Dustin Coates in Reinvent

AWS re:Invent 2018 Day Two Recap

Here are notes from day two of AWS re:Invent 2018. If you missed day one, you can read those notes here. Want to continue the conversation? Reach out at dustin@dcoates.com or on Twitter.

How to Train Your Alexa Skill Language Model Using Machine Learning

The first session of day two was from Fawn Draucker and Nate LaFave from the Alexa team on improving spoken language understanding inside of skills. What I can say about this session is that it was 300 level, but it should have probably been 400 level. This is a compliment.

Spoken language understanding (SLU) is, essentially, the automatic speech recognition (ASR) and natural language understanding (NLU). SLU also includes wake word monitoring, slot detection, and dialog management.

ASR is further broken down into accoustic modeling and language modeling. Accoustic modeling is taking the sound waves and transforming them into word representations. Language modeling can be generally thought of as phrase detection. It takes a probabilistic approach and says, “knowing what I know about the accoustics and how people speak, what is the most likely next word?” Draucker gave the example of, “can you hold my…” and then either pin or pen. Some people pronounce these two words differently, but others (including my fellow Texans) do not. They both sound like pin. Language modeling would try to figure out which one is most likely based on the signals and the speech corpus it’s already examined.

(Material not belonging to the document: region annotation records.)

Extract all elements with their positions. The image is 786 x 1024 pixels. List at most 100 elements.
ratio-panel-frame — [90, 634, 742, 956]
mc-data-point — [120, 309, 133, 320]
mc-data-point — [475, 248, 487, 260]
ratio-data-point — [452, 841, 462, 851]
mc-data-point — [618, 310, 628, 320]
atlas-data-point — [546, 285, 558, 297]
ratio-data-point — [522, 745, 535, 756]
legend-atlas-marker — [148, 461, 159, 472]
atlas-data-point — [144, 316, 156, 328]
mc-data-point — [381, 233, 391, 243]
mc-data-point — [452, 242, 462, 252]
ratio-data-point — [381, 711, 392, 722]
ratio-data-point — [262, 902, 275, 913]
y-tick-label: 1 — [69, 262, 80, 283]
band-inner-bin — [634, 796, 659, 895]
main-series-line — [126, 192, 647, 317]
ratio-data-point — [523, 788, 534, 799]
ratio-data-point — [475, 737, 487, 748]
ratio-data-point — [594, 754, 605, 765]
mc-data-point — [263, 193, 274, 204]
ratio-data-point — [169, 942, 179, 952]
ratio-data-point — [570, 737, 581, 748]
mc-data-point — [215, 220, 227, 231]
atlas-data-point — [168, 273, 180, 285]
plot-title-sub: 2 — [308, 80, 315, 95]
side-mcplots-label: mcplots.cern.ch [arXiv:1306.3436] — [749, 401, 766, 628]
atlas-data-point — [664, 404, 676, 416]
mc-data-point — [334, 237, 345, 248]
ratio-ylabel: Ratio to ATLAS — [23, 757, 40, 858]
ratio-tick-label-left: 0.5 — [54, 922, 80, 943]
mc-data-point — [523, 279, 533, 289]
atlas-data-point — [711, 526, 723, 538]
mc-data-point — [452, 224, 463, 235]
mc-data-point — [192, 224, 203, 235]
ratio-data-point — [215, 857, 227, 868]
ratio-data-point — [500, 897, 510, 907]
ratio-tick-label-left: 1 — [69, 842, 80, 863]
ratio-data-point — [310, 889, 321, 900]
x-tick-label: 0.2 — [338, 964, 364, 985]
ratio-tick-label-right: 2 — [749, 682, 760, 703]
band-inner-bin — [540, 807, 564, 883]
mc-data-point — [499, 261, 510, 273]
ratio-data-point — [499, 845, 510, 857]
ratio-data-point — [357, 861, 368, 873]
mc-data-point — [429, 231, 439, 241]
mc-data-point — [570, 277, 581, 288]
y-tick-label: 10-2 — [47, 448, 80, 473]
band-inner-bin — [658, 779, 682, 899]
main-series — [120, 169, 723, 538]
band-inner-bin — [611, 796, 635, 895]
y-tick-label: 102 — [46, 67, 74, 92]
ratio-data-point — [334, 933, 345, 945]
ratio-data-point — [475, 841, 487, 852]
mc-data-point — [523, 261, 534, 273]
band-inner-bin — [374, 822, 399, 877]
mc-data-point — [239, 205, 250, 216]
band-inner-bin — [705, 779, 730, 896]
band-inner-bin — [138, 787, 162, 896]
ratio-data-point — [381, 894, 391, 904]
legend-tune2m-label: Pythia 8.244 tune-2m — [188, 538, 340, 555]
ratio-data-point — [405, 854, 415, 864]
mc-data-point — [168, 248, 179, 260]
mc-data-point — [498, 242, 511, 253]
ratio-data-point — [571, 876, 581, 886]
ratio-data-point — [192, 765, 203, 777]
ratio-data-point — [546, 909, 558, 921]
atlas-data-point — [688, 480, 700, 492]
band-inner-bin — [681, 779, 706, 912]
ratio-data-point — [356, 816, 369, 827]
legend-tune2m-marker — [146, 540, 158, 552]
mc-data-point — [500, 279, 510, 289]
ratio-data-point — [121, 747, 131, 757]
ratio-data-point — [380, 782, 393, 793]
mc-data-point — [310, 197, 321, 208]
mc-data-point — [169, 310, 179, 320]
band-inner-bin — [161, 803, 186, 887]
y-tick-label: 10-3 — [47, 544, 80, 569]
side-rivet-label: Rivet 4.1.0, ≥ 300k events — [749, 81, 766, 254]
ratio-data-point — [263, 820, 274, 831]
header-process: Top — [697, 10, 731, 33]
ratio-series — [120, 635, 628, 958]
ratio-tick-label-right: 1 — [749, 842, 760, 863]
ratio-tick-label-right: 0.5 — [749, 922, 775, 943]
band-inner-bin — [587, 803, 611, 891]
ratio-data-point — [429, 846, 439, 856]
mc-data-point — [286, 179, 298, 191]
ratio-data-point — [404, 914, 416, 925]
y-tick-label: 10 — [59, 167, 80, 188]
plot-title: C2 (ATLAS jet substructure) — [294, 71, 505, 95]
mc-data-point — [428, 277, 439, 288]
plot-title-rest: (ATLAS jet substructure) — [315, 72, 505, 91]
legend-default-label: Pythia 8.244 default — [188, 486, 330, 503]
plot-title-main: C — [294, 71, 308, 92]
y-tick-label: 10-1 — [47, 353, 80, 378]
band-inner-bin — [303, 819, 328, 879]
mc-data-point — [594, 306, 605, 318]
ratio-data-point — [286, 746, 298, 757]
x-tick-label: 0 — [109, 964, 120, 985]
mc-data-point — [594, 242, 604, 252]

To make the ASR successful, developers need to:

  • Be *a*daptable (adapt interaction schema to what users are saying)
  • Be *s*imple (especially with invocation names, don’t use made up words)
  • Be *r*elvant (nothing irrelevant to the skill in the interaction schema)

NLU’s application comes in two flavors: rule-based or finite state transducers (FST), or statistical models. Draucker and LaFave didn’t go into what FST are, but it’s important to understanding what Alexa is doing when it gets an utterance and needs to map it to an intent. You may have seen finite state automota (FSA) before, but even if you don’t recognize the term, you’re familiar with the concept. An FSA takes an input and will determine if that input matches the rules within the FSA. Up-up-down-down-left-right-left-right-b-a could be ingested a command at a time by an FSA and at the end determine if the player earned the power-ups or not.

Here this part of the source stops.